Quando a luz da lanterna de um dos fageines pousou no meu rosto, minha visão foi completamente ofuscada pela morte que me encarava de frente... Mas então algo caiu do meu rosto e tudo ficou mais fácil de ver. Senti meus olhos se expandindo até que não houvesse uma única silhueta que eu não conseguisse decifrar, eficientes demais para realmente serem os meus, porque eles estavam no chão e os do fevino no meu rosto.

Meu corpo desviou do primeiro disparo, mas eu não tinha certeza se tinha sido pelo meu comando. Seu segundo disparo, porém, atingiu o meu braço e arrancou minha mão em uma explosão de sangue. Mas a dor nem me atingiu, porque, em um piscar de olhos, as garras do fevino substituíram o espaço vazio e voaram sobre o fageine.

Arranquei um pedaço do corpo leitoso da criatura e fiz sua lanterna voar para longe. O fageine soltou um grito estridente e disparou contra mim de novo, mas, mesmo com os reflexos do fevino, o inimigo conseguiu atingir o meu pé, substituído pelo membro muito mais ágil da fera abaixo da minha pele. Avancei na direção à criatura e, quando voei minhas garras para o seu olho, o fageine soltou um último disparo.

O projétil brilhou na arma e atingiu meu abdome, se alojando nas profundezas dele. Minhas garras voaram na arma do fageine e a lançaram para longe também, quando um ardor emergiu no centro do meu âmago. Minha mão humana pousou na ferida para segurar as minhas entranhas destroçadas... Aqueles órgãos humanos que o fevino não tinha para substituir.

Minha visão ficou turva, as pernas fraquejaram e, quando meu corpo desabou sobre a poça de sangue enquanto o fageine se aproximava, eu soube que estava ferrado.

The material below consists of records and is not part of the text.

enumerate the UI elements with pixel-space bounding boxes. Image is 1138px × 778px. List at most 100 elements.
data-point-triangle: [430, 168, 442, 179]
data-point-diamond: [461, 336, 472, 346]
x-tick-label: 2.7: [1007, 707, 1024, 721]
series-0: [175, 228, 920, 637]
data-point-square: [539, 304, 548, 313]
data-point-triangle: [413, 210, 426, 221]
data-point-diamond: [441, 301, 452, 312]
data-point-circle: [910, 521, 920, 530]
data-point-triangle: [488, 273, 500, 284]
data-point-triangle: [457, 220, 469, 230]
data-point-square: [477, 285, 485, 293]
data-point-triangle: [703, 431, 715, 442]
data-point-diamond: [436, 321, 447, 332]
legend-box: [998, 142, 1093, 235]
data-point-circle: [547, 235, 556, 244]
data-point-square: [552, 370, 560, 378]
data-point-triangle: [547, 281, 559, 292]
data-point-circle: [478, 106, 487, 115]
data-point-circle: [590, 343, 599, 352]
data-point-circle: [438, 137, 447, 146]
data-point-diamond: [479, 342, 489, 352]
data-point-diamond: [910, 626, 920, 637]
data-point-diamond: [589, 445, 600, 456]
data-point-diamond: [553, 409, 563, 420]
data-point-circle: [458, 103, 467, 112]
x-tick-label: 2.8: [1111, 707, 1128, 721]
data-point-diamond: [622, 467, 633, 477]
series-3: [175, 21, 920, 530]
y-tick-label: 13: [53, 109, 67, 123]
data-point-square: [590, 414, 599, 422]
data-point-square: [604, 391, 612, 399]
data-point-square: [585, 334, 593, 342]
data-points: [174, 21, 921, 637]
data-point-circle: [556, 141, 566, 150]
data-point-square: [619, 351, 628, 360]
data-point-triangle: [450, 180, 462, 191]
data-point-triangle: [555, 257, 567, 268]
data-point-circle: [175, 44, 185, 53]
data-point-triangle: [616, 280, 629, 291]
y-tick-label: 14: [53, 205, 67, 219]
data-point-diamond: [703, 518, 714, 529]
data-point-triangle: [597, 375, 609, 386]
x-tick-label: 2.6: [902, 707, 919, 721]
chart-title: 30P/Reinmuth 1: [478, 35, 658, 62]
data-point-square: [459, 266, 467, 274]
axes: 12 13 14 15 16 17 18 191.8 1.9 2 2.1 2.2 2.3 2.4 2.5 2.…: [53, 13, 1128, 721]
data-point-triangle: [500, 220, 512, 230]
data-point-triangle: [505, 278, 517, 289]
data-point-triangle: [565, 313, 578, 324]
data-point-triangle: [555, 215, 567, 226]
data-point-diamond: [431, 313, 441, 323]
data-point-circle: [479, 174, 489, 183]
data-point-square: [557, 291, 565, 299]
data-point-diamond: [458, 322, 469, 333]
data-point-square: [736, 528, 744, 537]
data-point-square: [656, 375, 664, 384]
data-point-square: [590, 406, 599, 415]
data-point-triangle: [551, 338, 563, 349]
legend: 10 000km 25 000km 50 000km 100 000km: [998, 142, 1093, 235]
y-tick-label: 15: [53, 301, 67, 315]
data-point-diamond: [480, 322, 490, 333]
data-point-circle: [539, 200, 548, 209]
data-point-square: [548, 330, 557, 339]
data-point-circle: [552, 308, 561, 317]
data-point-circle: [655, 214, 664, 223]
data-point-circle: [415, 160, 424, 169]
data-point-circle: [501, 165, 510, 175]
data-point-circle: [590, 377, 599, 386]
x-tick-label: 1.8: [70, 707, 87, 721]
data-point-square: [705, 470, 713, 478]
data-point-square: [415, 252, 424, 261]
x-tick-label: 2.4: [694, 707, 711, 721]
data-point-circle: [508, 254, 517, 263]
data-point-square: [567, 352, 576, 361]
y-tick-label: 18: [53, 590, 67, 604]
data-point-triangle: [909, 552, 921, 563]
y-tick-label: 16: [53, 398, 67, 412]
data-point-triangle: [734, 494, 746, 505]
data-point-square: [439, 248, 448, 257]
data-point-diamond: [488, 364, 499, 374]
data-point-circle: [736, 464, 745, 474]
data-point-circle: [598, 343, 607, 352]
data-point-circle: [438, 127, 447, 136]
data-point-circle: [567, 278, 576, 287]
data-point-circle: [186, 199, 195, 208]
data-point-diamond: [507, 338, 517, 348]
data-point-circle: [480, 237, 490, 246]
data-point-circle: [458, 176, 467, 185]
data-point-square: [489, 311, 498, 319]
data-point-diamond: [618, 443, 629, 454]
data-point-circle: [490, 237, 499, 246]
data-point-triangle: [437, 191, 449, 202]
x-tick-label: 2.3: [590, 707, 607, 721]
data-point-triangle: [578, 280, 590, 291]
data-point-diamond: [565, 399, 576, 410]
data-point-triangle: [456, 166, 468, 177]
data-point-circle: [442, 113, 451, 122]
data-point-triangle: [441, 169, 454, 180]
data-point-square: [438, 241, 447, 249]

Tentei me arrastar para longe pelo chão com as garras se cravando na rocha, mas eu não forças para escapar.

Então ali estava a minha morte...

Não havia nenhum soldados da rebelião ali para me ajudar, a força do fevino tinha escorrido pelo chão com o meu sangue, Korrok tinha me deixado para trás, agora que já não precisava mais de mim, e Doxy tinha se despedido com o seu último olhar, talvez rumando para a morte, talvez fazendo as pazes com a minha...

Eu estava sozinho.

Verdadeiramente e completamente sozinho.

Eu morreria como um parasita, pintando Venerna com o meu rastro de sangue. Meus restos ficariam ali, eternizados pelo chão até comporem uma das camadas daquela encosta, para nunca mais serem vistos de novo. Eu voltaria a ser nada, assim como antes tinha sido; assim como nunca tinha deixado de ser.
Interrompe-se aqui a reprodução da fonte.